A play of light across the pastures of Witherslack.

Amazing views south over Chapel Head Scar.

Under moody skies the Conistion massif. far right grey in diffused light the Langdale Pikes.

The shapely cairn that marks the summit.

Racing moody shadows and wonderful plays of light across the South Lakeland valleys.

Views across Lyth Valley capturing heavy rain washing clean the Kent valley.

The long wide limestone ridge of Whitbarrow provides a fine viewpoint, over the sheep pastures of Lyth Valley the rolling Shap Fells and ridge lines of Whinfell.

Making stately progress through Whitbarrow's limestone scenery, looking to upper Morecambe Bay and the Arnside coast.

Over birch woods just changing into their Autumn clothes, Gummer's How.

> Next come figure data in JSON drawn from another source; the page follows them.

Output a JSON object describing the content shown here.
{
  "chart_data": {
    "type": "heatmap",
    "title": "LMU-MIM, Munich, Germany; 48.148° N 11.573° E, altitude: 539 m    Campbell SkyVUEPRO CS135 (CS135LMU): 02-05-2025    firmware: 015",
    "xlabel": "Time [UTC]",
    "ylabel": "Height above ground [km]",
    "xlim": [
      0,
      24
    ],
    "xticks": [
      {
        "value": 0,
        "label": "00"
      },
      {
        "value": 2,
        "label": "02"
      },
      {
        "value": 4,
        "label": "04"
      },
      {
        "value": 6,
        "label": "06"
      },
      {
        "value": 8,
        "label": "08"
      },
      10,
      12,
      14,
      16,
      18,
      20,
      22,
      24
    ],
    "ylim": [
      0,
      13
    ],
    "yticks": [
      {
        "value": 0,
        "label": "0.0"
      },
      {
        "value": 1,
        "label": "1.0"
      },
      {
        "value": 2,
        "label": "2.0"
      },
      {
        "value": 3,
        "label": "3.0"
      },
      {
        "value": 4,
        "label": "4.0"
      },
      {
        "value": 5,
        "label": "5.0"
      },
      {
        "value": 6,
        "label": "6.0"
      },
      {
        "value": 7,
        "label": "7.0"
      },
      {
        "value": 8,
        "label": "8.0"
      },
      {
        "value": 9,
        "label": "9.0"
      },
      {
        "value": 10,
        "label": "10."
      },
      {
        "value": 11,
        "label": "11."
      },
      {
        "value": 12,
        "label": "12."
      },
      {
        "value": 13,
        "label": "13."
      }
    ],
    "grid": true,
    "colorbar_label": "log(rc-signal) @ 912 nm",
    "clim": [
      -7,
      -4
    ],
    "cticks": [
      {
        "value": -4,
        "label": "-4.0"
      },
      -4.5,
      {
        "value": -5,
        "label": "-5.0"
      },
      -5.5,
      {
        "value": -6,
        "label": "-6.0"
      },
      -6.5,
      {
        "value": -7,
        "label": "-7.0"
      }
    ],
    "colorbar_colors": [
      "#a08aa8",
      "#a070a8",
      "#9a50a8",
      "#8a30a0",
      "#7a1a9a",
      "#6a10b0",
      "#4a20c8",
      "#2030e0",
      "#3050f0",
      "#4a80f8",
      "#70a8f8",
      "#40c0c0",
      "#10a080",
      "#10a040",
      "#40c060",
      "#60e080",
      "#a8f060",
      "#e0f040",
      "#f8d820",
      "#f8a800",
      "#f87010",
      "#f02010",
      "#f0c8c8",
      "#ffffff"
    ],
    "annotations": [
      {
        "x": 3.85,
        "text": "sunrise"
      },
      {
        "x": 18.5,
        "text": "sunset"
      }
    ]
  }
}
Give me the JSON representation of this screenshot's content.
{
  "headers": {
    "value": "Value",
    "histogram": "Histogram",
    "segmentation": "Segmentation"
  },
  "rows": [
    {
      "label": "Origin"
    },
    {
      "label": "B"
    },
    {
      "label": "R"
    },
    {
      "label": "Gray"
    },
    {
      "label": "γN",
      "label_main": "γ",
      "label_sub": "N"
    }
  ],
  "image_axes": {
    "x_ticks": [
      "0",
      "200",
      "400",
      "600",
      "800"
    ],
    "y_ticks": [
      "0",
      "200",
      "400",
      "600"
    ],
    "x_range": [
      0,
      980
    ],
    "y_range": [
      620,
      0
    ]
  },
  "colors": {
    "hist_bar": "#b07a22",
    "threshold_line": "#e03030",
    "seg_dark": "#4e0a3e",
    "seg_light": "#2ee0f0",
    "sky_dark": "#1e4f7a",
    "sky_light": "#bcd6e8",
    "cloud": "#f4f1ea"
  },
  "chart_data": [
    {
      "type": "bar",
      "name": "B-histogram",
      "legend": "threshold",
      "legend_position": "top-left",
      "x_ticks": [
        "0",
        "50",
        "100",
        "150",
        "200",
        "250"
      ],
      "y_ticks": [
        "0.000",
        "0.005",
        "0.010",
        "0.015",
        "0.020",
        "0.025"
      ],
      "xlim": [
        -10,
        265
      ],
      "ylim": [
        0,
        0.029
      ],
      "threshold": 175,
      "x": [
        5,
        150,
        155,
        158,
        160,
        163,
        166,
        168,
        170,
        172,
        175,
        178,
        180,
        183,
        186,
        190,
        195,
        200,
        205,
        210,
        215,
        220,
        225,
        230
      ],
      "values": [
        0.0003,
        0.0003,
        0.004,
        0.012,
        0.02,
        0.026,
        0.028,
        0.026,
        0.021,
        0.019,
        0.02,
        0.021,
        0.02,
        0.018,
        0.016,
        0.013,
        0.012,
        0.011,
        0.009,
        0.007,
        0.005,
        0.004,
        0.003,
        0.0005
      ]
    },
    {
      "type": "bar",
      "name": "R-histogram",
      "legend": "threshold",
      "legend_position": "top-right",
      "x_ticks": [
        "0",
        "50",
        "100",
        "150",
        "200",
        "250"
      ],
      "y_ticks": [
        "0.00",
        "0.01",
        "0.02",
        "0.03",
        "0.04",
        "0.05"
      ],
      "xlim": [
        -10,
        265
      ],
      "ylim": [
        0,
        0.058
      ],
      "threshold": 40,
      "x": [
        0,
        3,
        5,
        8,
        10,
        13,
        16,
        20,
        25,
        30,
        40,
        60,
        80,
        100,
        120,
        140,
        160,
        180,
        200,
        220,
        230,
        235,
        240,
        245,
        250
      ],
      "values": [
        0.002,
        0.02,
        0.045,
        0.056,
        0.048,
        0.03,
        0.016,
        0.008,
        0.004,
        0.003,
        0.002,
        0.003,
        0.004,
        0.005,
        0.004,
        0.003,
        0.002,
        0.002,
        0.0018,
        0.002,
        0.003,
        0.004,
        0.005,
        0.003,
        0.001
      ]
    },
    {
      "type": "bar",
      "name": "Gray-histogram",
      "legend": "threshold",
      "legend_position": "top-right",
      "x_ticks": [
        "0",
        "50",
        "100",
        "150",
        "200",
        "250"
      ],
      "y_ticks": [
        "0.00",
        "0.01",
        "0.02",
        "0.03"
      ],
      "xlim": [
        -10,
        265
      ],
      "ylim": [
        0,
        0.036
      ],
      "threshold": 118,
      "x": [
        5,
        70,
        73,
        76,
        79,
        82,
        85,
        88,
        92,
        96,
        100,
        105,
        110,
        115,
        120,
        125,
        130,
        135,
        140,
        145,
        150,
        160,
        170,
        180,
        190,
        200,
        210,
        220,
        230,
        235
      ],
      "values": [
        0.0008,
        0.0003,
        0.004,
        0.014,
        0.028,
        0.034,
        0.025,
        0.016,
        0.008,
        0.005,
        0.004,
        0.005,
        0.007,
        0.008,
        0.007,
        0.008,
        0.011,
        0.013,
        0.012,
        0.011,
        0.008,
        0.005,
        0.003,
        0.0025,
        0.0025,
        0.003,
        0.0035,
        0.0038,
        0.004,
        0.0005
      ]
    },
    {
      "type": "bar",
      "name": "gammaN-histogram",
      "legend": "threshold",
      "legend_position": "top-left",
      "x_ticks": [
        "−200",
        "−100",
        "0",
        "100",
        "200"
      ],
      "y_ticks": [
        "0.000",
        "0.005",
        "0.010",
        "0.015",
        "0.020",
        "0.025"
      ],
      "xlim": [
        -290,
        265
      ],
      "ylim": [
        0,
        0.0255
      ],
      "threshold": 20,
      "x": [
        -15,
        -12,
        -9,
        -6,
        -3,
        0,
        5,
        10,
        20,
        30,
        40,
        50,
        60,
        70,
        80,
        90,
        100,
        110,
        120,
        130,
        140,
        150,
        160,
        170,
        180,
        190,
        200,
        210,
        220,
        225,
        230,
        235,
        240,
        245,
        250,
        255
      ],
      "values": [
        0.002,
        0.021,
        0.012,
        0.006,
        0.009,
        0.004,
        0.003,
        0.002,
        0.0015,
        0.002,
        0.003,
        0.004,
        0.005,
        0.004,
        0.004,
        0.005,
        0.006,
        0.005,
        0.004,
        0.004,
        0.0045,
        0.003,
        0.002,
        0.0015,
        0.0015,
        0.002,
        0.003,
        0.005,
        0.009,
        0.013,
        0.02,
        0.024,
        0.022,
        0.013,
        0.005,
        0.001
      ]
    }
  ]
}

Another stricking view over the low limestone scarps and birch woods of Whitbarrow,

Taking a breather, soaking up the views towards Lord's Seat. It occurred to me whilst taking this shot, before the last ice age the whole of the Lake District will of looked similar to this, before the ice scoured away the soft limestone.

Arnside Knott seen from Farrer's Allotment.

Climbing out of shot to the left Newton Fell with Barrow Hollin directly opposite.

Surprises for our delectation, sunlight on Chapel Head Scar.

The River Kent spills into the estuary at High Faulshaw.

Arnside Knott seen from the southern edge of Whitbarrow.

Descending through Buckhouse Wood, under foot paths cut from the cliff face by Victorian entrepreneurs.

This narrow track once echoed to the sound of horse drawn carriages, a super highway in the 18th century linking Levens to Witherslack and the rest of Cumberland and Westmorland.

Then we have this, the old Barrow Trunk Road, this modern road built in 1922 replaced the metalled track I'd just left, it has since been replaced by the modern A590.

Whitbarrow as seen from the old road to Barrow.